Saw this topic on another site, but what kinda food/drinks do you pack when you hit the water?


----------



## Mark Law (Sep 17, 2006)

Sandwiches,granola bars, and of course lots of SUN DROP!


----------



## Sharkbait23602 (Nov 23, 2006)

2 frozen water bottles, they melt when i need em later. 

bottle of gatorade. 

chive and onion cream cheese nabisco crackers.

sandwhich if its a long trip


----------



## wolfva (Nov 17, 2006)

Couple bottles of cold water, an entree or secondary dish from an MRE. Maybe a pack of cheese and crackers. Hopefully I get back in with alot more food then I went out with....


----------



## Rockstar (Jun 23, 2004)

For a long trip:

1liter of water
1 large gatorade/energy water crap
Protien bar 
Salsa flavored combos (yum)
Peanuts, almonds, etc.
Sandwich if it's gonna be awhile.
Maybe a Snickers bar or somethin for the munchies


----------



## Hannibal (Aug 10, 2007)

A few bottles of water.
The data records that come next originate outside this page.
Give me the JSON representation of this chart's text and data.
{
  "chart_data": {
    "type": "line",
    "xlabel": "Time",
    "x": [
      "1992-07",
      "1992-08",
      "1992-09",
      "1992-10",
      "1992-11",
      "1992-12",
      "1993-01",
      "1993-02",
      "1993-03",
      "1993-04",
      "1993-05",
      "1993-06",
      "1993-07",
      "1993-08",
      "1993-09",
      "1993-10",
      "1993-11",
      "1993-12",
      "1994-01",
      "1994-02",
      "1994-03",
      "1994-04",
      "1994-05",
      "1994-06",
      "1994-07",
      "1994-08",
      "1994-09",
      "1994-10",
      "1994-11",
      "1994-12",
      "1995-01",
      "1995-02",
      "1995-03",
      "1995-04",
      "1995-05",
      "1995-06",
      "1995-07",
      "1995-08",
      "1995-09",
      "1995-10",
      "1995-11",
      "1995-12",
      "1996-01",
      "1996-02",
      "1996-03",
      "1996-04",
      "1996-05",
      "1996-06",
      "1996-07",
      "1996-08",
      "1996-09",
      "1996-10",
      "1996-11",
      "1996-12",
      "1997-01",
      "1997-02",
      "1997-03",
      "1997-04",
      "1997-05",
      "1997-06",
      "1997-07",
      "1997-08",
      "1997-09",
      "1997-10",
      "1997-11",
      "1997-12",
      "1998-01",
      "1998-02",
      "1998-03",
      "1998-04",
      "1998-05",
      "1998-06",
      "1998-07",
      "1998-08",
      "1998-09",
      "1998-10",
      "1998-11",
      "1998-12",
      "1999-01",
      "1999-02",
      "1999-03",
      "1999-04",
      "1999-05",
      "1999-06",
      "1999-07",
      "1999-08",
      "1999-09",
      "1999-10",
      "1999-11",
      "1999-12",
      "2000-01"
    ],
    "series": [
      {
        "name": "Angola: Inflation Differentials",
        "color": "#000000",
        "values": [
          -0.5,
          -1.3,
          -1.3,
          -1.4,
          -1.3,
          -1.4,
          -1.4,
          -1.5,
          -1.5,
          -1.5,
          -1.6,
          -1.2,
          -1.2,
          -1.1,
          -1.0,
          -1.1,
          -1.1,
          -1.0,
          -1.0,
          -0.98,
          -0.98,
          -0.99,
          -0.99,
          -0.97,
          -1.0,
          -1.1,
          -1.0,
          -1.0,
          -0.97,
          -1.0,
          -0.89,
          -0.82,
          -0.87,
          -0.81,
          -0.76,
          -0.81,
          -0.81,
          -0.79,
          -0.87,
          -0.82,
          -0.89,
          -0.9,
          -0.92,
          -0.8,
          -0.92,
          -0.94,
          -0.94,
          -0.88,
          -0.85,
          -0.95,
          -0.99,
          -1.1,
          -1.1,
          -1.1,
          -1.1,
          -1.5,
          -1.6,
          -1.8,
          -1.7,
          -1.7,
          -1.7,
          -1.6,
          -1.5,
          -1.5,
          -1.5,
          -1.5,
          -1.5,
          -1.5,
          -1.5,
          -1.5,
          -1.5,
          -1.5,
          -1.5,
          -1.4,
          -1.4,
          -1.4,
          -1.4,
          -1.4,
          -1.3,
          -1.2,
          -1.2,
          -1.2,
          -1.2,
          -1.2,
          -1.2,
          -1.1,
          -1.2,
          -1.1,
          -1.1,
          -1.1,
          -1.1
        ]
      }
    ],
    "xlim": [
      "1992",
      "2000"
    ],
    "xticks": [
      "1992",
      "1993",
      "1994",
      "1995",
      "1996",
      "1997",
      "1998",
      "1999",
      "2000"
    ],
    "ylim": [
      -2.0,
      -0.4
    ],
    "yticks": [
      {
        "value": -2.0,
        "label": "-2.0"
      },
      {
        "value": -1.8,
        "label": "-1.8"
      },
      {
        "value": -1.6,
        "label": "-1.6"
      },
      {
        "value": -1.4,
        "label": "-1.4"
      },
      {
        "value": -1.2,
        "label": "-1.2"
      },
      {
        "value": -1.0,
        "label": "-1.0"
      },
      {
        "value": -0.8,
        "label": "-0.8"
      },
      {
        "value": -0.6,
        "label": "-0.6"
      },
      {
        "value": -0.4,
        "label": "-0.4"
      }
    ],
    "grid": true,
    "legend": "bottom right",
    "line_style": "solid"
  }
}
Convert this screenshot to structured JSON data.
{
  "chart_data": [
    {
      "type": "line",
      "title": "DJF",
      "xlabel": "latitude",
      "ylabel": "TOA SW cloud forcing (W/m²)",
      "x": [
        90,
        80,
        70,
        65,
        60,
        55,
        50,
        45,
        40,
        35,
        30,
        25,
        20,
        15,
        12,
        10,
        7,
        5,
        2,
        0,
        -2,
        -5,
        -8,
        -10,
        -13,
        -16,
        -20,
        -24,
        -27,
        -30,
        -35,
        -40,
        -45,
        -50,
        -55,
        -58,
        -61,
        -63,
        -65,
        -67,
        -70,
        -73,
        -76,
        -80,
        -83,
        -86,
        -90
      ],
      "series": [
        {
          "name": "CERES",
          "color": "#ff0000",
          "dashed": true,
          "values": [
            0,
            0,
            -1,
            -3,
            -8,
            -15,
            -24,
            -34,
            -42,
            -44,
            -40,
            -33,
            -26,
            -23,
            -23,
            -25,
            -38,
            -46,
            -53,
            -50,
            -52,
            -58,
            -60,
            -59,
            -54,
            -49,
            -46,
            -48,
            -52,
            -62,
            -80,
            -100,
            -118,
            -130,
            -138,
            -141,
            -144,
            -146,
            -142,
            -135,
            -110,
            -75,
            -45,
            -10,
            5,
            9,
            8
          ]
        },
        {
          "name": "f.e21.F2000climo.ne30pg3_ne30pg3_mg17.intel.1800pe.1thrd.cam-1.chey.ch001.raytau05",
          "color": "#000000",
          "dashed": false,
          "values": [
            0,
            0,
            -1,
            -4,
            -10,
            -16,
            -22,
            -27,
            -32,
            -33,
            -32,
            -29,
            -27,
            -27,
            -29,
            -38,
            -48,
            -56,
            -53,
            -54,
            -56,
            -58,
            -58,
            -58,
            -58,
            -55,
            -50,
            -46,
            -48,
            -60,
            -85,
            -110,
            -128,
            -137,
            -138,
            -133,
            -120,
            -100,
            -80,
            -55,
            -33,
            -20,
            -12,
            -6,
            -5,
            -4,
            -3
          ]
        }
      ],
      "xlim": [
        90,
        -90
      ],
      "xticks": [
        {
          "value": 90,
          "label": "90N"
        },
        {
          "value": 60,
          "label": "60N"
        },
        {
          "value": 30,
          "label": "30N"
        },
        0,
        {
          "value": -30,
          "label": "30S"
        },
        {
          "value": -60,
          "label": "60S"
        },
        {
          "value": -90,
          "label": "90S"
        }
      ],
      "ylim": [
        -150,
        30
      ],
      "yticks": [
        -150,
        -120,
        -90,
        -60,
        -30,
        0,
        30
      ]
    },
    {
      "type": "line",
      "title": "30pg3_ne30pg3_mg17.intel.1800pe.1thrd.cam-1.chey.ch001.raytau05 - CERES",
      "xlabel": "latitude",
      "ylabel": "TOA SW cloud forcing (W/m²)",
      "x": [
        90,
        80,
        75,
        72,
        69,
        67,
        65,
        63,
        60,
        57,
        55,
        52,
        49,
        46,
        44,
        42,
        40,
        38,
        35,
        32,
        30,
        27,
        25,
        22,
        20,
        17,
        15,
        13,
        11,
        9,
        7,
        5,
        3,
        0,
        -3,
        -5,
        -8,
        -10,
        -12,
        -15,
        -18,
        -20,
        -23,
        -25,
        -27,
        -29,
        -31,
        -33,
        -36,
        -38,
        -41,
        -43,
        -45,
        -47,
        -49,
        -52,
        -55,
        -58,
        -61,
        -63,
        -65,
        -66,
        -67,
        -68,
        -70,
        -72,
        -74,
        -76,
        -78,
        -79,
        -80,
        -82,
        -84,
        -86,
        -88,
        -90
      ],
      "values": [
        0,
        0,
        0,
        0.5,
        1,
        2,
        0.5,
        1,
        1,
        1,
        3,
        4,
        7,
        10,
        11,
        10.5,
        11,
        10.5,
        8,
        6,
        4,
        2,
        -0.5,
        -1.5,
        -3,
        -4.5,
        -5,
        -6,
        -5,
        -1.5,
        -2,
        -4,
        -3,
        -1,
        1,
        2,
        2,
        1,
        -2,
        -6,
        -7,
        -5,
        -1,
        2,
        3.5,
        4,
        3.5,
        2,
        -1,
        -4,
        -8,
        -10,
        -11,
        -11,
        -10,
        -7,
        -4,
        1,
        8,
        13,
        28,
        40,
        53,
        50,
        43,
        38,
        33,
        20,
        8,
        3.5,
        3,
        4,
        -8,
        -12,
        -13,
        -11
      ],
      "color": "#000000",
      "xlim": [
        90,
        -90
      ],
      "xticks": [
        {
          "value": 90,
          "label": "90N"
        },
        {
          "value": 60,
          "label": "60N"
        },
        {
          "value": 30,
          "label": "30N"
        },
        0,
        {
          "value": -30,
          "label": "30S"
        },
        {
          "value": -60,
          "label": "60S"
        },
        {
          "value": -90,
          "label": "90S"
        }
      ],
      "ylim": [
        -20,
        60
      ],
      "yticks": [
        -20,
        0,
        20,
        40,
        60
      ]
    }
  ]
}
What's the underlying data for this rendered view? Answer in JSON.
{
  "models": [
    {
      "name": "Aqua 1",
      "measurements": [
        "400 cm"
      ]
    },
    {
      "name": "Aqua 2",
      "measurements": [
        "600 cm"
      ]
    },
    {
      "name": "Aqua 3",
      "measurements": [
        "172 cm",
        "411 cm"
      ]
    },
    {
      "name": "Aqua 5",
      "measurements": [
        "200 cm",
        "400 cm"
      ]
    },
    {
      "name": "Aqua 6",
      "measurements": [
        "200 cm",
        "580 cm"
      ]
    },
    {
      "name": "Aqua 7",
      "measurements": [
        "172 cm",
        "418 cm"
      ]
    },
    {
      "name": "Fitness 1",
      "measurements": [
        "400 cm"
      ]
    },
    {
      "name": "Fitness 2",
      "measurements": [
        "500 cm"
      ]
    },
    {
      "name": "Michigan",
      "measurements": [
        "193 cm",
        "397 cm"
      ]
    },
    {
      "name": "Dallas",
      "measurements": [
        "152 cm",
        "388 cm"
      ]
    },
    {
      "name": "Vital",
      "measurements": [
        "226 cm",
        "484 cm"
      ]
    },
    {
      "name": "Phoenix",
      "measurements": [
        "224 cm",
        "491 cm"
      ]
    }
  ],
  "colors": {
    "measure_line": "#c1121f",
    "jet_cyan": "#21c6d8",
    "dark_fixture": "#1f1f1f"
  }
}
Some frozen some just cold. Usually some snack bars or cheese/crackers. Likely a few beers as well.


----------



## Too Busy (Sep 7, 2007)

3 liter camelback partially frozen
pint bag of trail mix
ham and cheese or turkey and cheese sandwich


----------



## dafishguy (Apr 13, 2006)

Pack like you are going to work with no stores in the area. The frozen water is good as it serves a double purpose. Me self, I like Wheat Thins with Natural peanut butter, and nuts, and maybe a brew or 2 if it is evening fishing


----------



## charliechurch (Nov 27, 2007)

Lots of water, I usually bring around 3 water bottles and sometimes even more. I made the mistake of forgetting water once and well, thats not happening again. I also will just pack around two sandwiches if I plan on staying out for an extended period of time.


----------



## fishingrod (May 3, 2004)

-2 bottles of gatorade
-2 bottles of water
-2 or 3 bagles
-2 Powerbars
-2 Powergels
-turkey and cheese sandwhich and chips
-a couple of beers

I'm usually sipping water/gatorade and snacking on bagels the entire time on the water. If I'm far from the ramp and my energy is low then I tap into the Powerbars or Powergel. I usually have my turkey sandwhich at the end of my trip and crack open a beer or two once I am close to the ramp at the end of the day.


----------



## Jesse Lockowitz (Feb 13, 2006)

usually, just a few bottles of water.....myb a pack of chips/crackers..




Jesse


----------



## Soaked (Jul 21, 2006)

I eat a big breakfast in the morning and take 3 frozen waters and 1 frozen Gatorade. I usually bring home my lunch/supper.


----------